Depth also plays a large component of the game. Paper Mario, when it was originally in development distinguished itself from Super Mario RPG with Nintendo Power calling it “a two dimensional Mario in a three dimensional world,” and for the most part lived up to that. Conversely, TTYD would more often have levels that would involve more left to right action, making the game feel a bit reductive in comparison.
There also was less incentive to actually explore the actual world. Sidequests within TTYD were predominantly initiated and monitored through The Trouble Center, a hub that alerts you to people who need help. And while this is a cool feature for older players who are busier and have trouble keeping up with certain elements after taking a break, it does take away a certain exploration factor when you less frequently initiate the quest simply by talking to the person and learning they’re in trouble, rather than having a central device tell you so and send you to them anyway. And with the decreasing difficulty as modern gamers, there was less incentive to actually finish the sidequests, as the rewards were not entirely necessary. Many RPGs entice players to sidequests and exploration to get a weapon that would give them an edge, and while the Mario RPG series never really had difficulty as its strongest suit, TTYD was a progression towards easier gameplay that made sidequests even more superfluous than before, aside from just doing them for the sake of completionism.
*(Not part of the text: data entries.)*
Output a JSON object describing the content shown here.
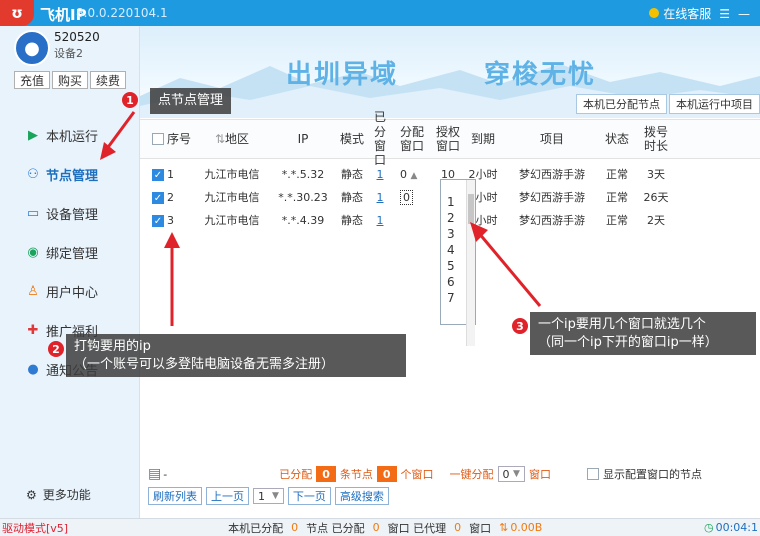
{
  "titlebar": {
    "app_name": "飞机IP",
    "version": "8.0.0.220104.1",
    "service_label": "在线客服"
  },
  "sidebar": {
    "username": "520520",
    "device": "设备2",
    "acct_buttons": [
      "充值",
      "购买",
      "续费"
    ],
    "items": [
      {
        "label": "本机运行",
        "icon": "play-circle-icon"
      },
      {
        "label": "节点管理",
        "icon": "node-tree-icon"
      },
      {
        "label": "设备管理",
        "icon": "device-icon"
      },
      {
        "label": "绑定管理",
        "icon": "link-icon"
      },
      {
        "label": "用户中心",
        "icon": "user-icon"
      },
      {
        "label": "推广福利",
        "icon": "gift-icon"
      },
      {
        "label": "通知公告",
        "icon": "bell-icon"
      }
    ],
    "more_label": "更多功能"
  },
  "banner": {
    "text1": "出圳异域",
    "text2": "穿梭无忧",
    "tabs": [
      "本机已分配节点",
      "本机运行中项目"
    ]
  },
  "table": {
    "headers": [
      {
        "l1": "序号",
        "l2": ""
      },
      {
        "l1": "地区",
        "l2": ""
      },
      {
        "l1": "IP",
        "l2": ""
      },
      {
        "l1": "模式",
        "l2": ""
      },
      {
        "l1": "已分",
        "l2": "窗口"
      },
      {
        "l1": "分配",
        "l2": "窗口"
      },
      {
        "l1": "授权",
        "l2": "窗口"
      },
      {
        "l1": "到期",
        "l2": ""
      },
      {
        "l1": "项目",
        "l2": ""
      },
      {
        "l1": "状态",
        "l2": ""
      },
      {
        "l1": "拨号",
        "l2": "时长"
      }
    ],
    "rows": [
      {
        "no": "1",
        "region": "九江市电信",
        "ip": "*.*.5.32",
        "mode": "静态",
        "assigned": "1",
        "alloc": "0",
        "auth": "10",
        "expire": "2小时",
        "project": "梦幻西游手游",
        "status": "正常",
        "dial": "3天"
      },
      {
        "no": "2",
        "region": "九江市电信",
        "ip": "*.*.30.23",
        "mode": "静态",
        "assigned": "1",
        "alloc": "0",
        "auth": "10",
        "expire": "2小时",
        "project": "梦幻西游手游",
        "status": "正常",
        "dial": "26天"
      },
      {
        "no": "3",
        "region": "九江市电信",
        "ip": "*.*.4.39",
        "mode": "静态",
        "assigned": "1",
        "alloc": "",
        "auth": "10",
        "expire": "2小时",
        "project": "梦幻西游手游",
        "status": "正常",
        "dial": "2天"
      }
    ]
  },
  "dropdown": {
    "options": [
      "0",
      "1",
      "2",
      "3",
      "4",
      "5",
      "6",
      "7"
    ]
  },
  "footer": {
    "assigned_prefix": "已分配",
    "nodes_count": "0",
    "nodes_label": "条节点",
    "windows_count": "0",
    "windows_label": "个窗口",
    "one_click_label": "一键分配",
    "one_click_value": "0",
    "window_unit": "窗口",
    "show_config_label": "显示配置窗口的节点"
  },
  "pager": {
    "refresh": "刷新列表",
    "prev": "上一页",
    "page": "1",
    "next": "下一页",
    "adv": "高级搜索"
  },
  "statusbar": {
    "driver": "驱动模式[v5]",
    "s1": "本机已分配",
    "v1": "0",
    "s2": "节点 已分配",
    "v2": "0",
    "s3": "窗口 已代理",
    "v3": "0",
    "s4": "窗口",
    "speed": "0.00B",
    "time": "00:04:1"
  },
  "callouts": {
    "c1_num": "1",
    "c1_text": "点节点管理",
    "c2_num": "2",
    "c2_line1": "打钩要用的ip",
    "c2_line2": "（一个账号可以多登陆电脑设备无需多注册）",
    "c3_num": "3",
    "c3_line1": "一个ip要用几个窗口就选几个",
    "c3_line2": "（同一个ip下开的窗口ip一样）"
  }
}
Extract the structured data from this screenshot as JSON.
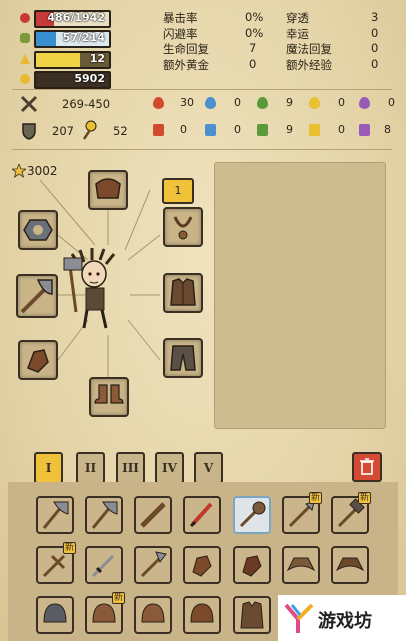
{
  "stats": {
    "hp": "486/1942",
    "mp": "57/214",
    "gold_level": "12",
    "gold": "5902",
    "hp_fraction": 0.25,
    "mp_fraction": 0.27,
    "xp_fraction": 0.6
  },
  "attrs": {
    "crit_label": "暴击率",
    "crit_value": "0%",
    "pierce_label": "穿透",
    "pierce_value": "3",
    "dodge_label": "闪避率",
    "dodge_value": "0%",
    "luck_label": "幸运",
    "luck_value": "0",
    "hp_regen_label": "生命回复",
    "hp_regen_value": "7",
    "mp_regen_label": "魔法回复",
    "mp_regen_value": "0",
    "extra_gold_label": "额外黄金",
    "extra_gold_value": "0",
    "extra_xp_label": "额外经验",
    "extra_xp_value": "0"
  },
  "combat": {
    "attack_range": "269-450",
    "defense": "207",
    "magic_def": "52"
  },
  "elements_attack": [
    "30",
    "0",
    "9",
    "0",
    "0"
  ],
  "elements_defense": [
    "0",
    "0",
    "9",
    "0",
    "8"
  ],
  "equipment": {
    "star_value": "3002",
    "tag_value": "1"
  },
  "tabs": [
    "I",
    "II",
    "III",
    "IV",
    "V"
  ],
  "new_badge": "新",
  "colors": {
    "hp": "#c83a3a",
    "mp": "#3a8fd0",
    "xp": "#f0d246",
    "tab_active": "#f0c23a",
    "trash": "#d44a34"
  }
}
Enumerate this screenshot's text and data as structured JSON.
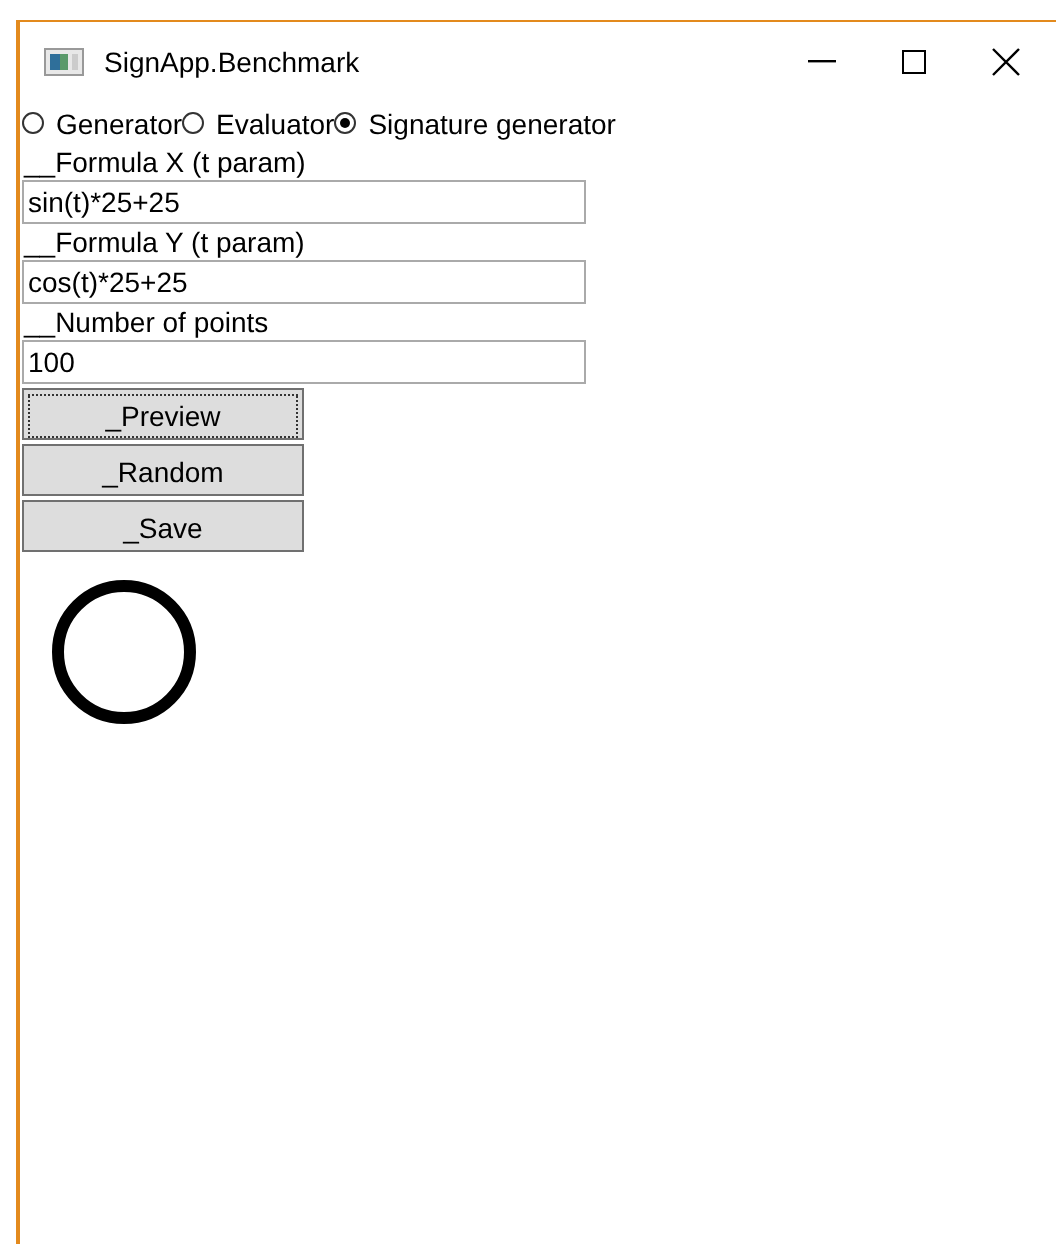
{
  "window": {
    "title": "SignApp.Benchmark"
  },
  "modes": [
    {
      "label": "Generator",
      "selected": false
    },
    {
      "label": "Evaluator",
      "selected": false
    },
    {
      "label": "Signature generator",
      "selected": true
    }
  ],
  "fields": [
    {
      "label": "__Formula X (t param)",
      "value": "sin(t)*25+25"
    },
    {
      "label": "__Formula Y (t param)",
      "value": "cos(t)*25+25"
    },
    {
      "label": "__Number of points",
      "value": "100"
    }
  ],
  "buttons": [
    {
      "label": "_Preview",
      "focused": true
    },
    {
      "label": "_Random",
      "focused": false
    },
    {
      "label": "_Save",
      "focused": false
    }
  ]
}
The longer my columns on Retroware have progressed, the more it feels like I have to stretch to find something new to talk about while fitting the limits of the theme of the column; I can imagine many readers wondering why an article like this would be tagged as The Cultural Gamer. How is talking about open world mechanics cultural? For me, this topic comes down to an undeniable truth about the video game world: no matter how advanced game technology gets, and no matter how much time passes for developers to improve, no game is simply ever going to have it all, and it is largely unrealistic of gamers to expect this. I see gamers who have played both Paper Mario and TTYD go back and forth regarding which they find to be better, and the most interesting thing I notice is that the points are all valid in their own right, and not necessarily contested all that often. Paper Mario does have the better open world exploration, but TTYD really does have better battle mechanics and improved character development.
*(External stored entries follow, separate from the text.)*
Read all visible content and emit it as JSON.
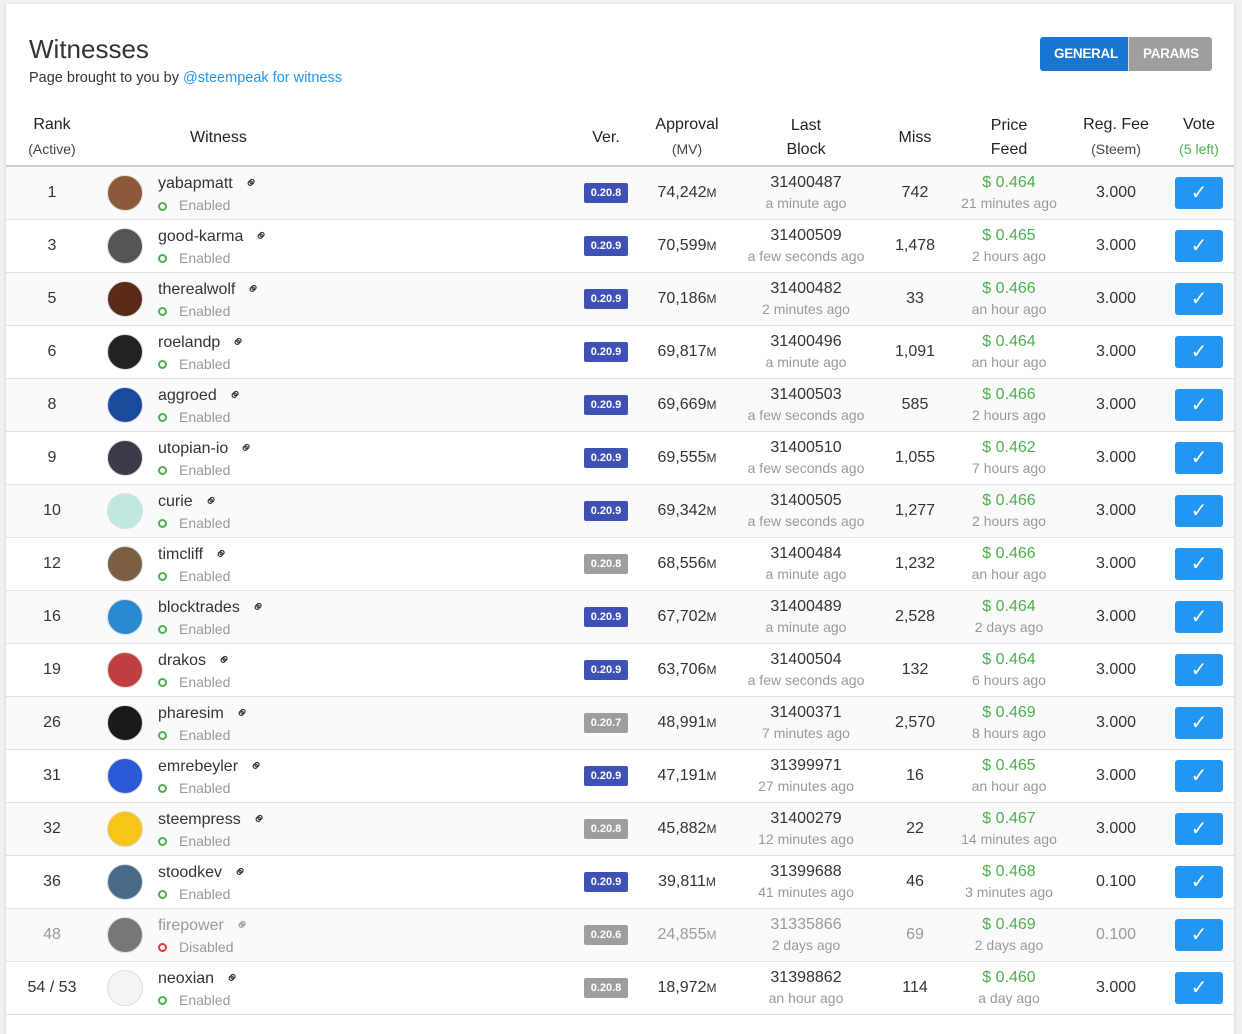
{
  "title": "Witnesses",
  "subtitle": "Page brought to you by ",
  "subtitle_link": "@steempeak for witness",
  "tabs": {
    "general": "GENERAL",
    "params": "PARAMS"
  },
  "headers": {
    "rank": "Rank",
    "rank_sub": "(Active)",
    "witness": "Witness",
    "ver": "Ver.",
    "approval": "Approval",
    "approval_sub": "(MV)",
    "last": "Last",
    "block": "Block",
    "miss": "Miss",
    "price": "Price",
    "feed": "Feed",
    "fee": "Reg. Fee",
    "fee_sub": "(Steem)",
    "vote": "Vote",
    "vote_sub": "(5 left)"
  },
  "colors": {
    "accent": "#2196f3",
    "version_current": "#3f51b5",
    "version_old": "#9e9e9e",
    "enabled": "#4caf50",
    "disabled": "#e53935"
  },
  "rows": [
    {
      "rank": "1",
      "name": "yabapmatt",
      "status": "Enabled",
      "ver": "0.20.8",
      "vc": "b",
      "approval": "74,242",
      "unit": "M",
      "block": "31400487",
      "block_ago": "a minute ago",
      "miss": "742",
      "price": "$ 0.464",
      "price_ago": "21 minutes ago",
      "fee": "3.000",
      "av": "#8d5a3b"
    },
    {
      "rank": "3",
      "name": "good-karma",
      "status": "Enabled",
      "ver": "0.20.9",
      "vc": "b",
      "approval": "70,599",
      "unit": "M",
      "block": "31400509",
      "block_ago": "a few seconds ago",
      "miss": "1,478",
      "price": "$ 0.465",
      "price_ago": "2 hours ago",
      "fee": "3.000",
      "av": "#555"
    },
    {
      "rank": "5",
      "name": "therealwolf",
      "status": "Enabled",
      "ver": "0.20.9",
      "vc": "b",
      "approval": "70,186",
      "unit": "M",
      "block": "31400482",
      "block_ago": "2 minutes ago",
      "miss": "33",
      "price": "$ 0.466",
      "price_ago": "an hour ago",
      "fee": "3.000",
      "av": "#5a2a1a"
    },
    {
      "rank": "6",
      "name": "roelandp",
      "status": "Enabled",
      "ver": "0.20.9",
      "vc": "b",
      "approval": "69,817",
      "unit": "M",
      "block": "31400496",
      "block_ago": "a minute ago",
      "miss": "1,091",
      "price": "$ 0.464",
      "price_ago": "an hour ago",
      "fee": "3.000",
      "av": "#222"
    },
    {
      "rank": "8",
      "name": "aggroed",
      "status": "Enabled",
      "ver": "0.20.9",
      "vc": "b",
      "approval": "69,669",
      "unit": "M",
      "block": "31400503",
      "block_ago": "a few seconds ago",
      "miss": "585",
      "price": "$ 0.466",
      "price_ago": "2 hours ago",
      "fee": "3.000",
      "av": "#1a4a9a"
    },
    {
      "rank": "9",
      "name": "utopian-io",
      "status": "Enabled",
      "ver": "0.20.9",
      "vc": "b",
      "approval": "69,555",
      "unit": "M",
      "block": "31400510",
      "block_ago": "a few seconds ago",
      "miss": "1,055",
      "price": "$ 0.462",
      "price_ago": "7 hours ago",
      "fee": "3.000",
      "av": "#3a3a4a"
    },
    {
      "rank": "10",
      "name": "curie",
      "status": "Enabled",
      "ver": "0.20.9",
      "vc": "b",
      "approval": "69,342",
      "unit": "M",
      "block": "31400505",
      "block_ago": "a few seconds ago",
      "miss": "1,277",
      "price": "$ 0.466",
      "price_ago": "2 hours ago",
      "fee": "3.000",
      "av": "#bfe8df"
    },
    {
      "rank": "12",
      "name": "timcliff",
      "status": "Enabled",
      "ver": "0.20.8",
      "vc": "g",
      "approval": "68,556",
      "unit": "M",
      "block": "31400484",
      "block_ago": "a minute ago",
      "miss": "1,232",
      "price": "$ 0.466",
      "price_ago": "an hour ago",
      "fee": "3.000",
      "av": "#7a6040"
    },
    {
      "rank": "16",
      "name": "blocktrades",
      "status": "Enabled",
      "ver": "0.20.9",
      "vc": "b",
      "approval": "67,702",
      "unit": "M",
      "block": "31400489",
      "block_ago": "a minute ago",
      "miss": "2,528",
      "price": "$ 0.464",
      "price_ago": "2 days ago",
      "fee": "3.000",
      "av": "#2a8ad0"
    },
    {
      "rank": "19",
      "name": "drakos",
      "status": "Enabled",
      "ver": "0.20.9",
      "vc": "b",
      "approval": "63,706",
      "unit": "M",
      "block": "31400504",
      "block_ago": "a few seconds ago",
      "miss": "132",
      "price": "$ 0.464",
      "price_ago": "6 hours ago",
      "fee": "3.000",
      "av": "#c04040"
    },
    {
      "rank": "26",
      "name": "pharesim",
      "status": "Enabled",
      "ver": "0.20.7",
      "vc": "g",
      "approval": "48,991",
      "unit": "M",
      "block": "31400371",
      "block_ago": "7 minutes ago",
      "miss": "2,570",
      "price": "$ 0.469",
      "price_ago": "8 hours ago",
      "fee": "3.000",
      "av": "#1a1a1a"
    },
    {
      "rank": "31",
      "name": "emrebeyler",
      "status": "Enabled",
      "ver": "0.20.9",
      "vc": "b",
      "approval": "47,191",
      "unit": "M",
      "block": "31399971",
      "block_ago": "27 minutes ago",
      "miss": "16",
      "price": "$ 0.465",
      "price_ago": "an hour ago",
      "fee": "3.000",
      "av": "#2a5ad8"
    },
    {
      "rank": "32",
      "name": "steempress",
      "status": "Enabled",
      "ver": "0.20.8",
      "vc": "g",
      "approval": "45,882",
      "unit": "M",
      "block": "31400279",
      "block_ago": "12 minutes ago",
      "miss": "22",
      "price": "$ 0.467",
      "price_ago": "14 minutes ago",
      "fee": "3.000",
      "av": "#f5c518"
    },
    {
      "rank": "36",
      "name": "stoodkev",
      "status": "Enabled",
      "ver": "0.20.9",
      "vc": "b",
      "approval": "39,811",
      "unit": "M",
      "block": "31399688",
      "block_ago": "41 minutes ago",
      "miss": "46",
      "price": "$ 0.468",
      "price_ago": "3 minutes ago",
      "fee": "0.100",
      "av": "#4a6a8a"
    },
    {
      "rank": "48",
      "name": "firepower",
      "status": "Disabled",
      "ver": "0.20.6",
      "vc": "g",
      "approval": "24,855",
      "unit": "M",
      "block": "31335866",
      "block_ago": "2 days ago",
      "miss": "69",
      "price": "$ 0.469",
      "price_ago": "2 days ago",
      "fee": "0.100",
      "av": "#777",
      "dis": true
    },
    {
      "rank": "54 / 53",
      "name": "neoxian",
      "status": "Enabled",
      "ver": "0.20.8",
      "vc": "g",
      "approval": "18,972",
      "unit": "M",
      "block": "31398862",
      "block_ago": "an hour ago",
      "miss": "114",
      "price": "$ 0.460",
      "price_ago": "a day ago",
      "fee": "3.000",
      "av": "#f4f4f4"
    }
  ]
}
But to a large extent, this is why sequels exist in the first place; if a game could have it all, we wouldn’t need more of its kind. Sequels are a pretty big part of our culture, as is comparing them. Part of the reason why I love writing about video games is that it is only through comparing and contrasting, making observations, and pointing out things done well or done poorly that we really start to move forward. We all know a few game series that feel like they don’t really listen to player feedback at all, and we all know some that take feedback really well, as well as some that listen to the fans too much. But this balance – this challenge to change just enough that we’re making progress as games and gamers, while staying enough of the same that we can see where we’ve been and enjoy a little nostalgia and familiarity – it’s a constant evolution.
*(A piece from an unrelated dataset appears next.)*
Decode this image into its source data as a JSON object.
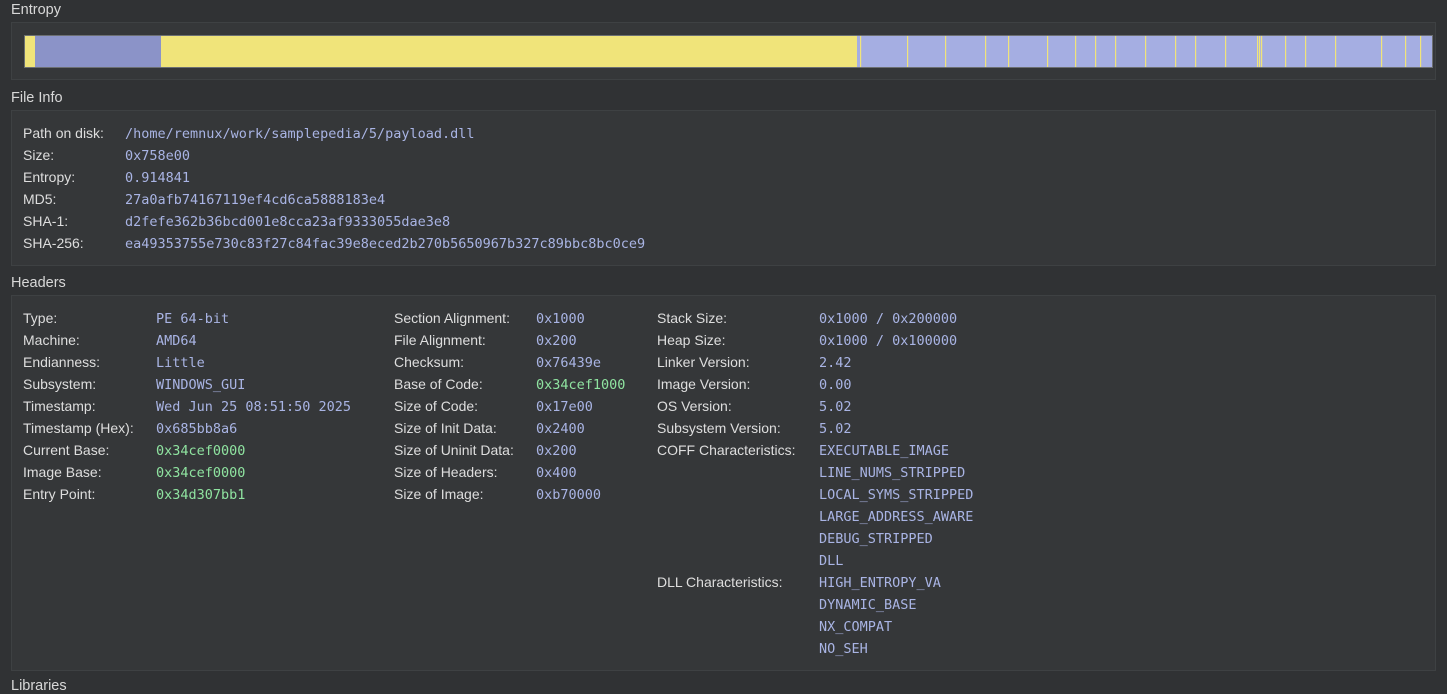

Paper Mario was hardly an influential game for other RPGs, but it did pick up where Super Mario RPG left off in terms of paving the way for other Nintendo RPGs. And in a world where console wars frequently define what games you’ll play at least to a small extent, this kind of influence is still fairly important to those that don’t play as much of the genre. The whole reason Super Mario RPG was so significant was that it was a Square Enix vision of a Nintendo franchise, introducing the concepts of RPGs to uninitiated players, the same way Paper Mario did to a new generation.
We as a gaming culture need to be all about introducing new things to each other; too often, I see the opposite, with hating casual gamers or hating girl gamers or hating neckbeards or other ridiculous reasons we come up with to call our own kind not real gamers. Paper Mario did the opposite of that; rather than assuming a side of the game culture couldn’t understand what the other was up to, they introduced a concept to a new audience and generation. And while it was a far cry from perfect, it was a step in the right direction – one we need to keep making.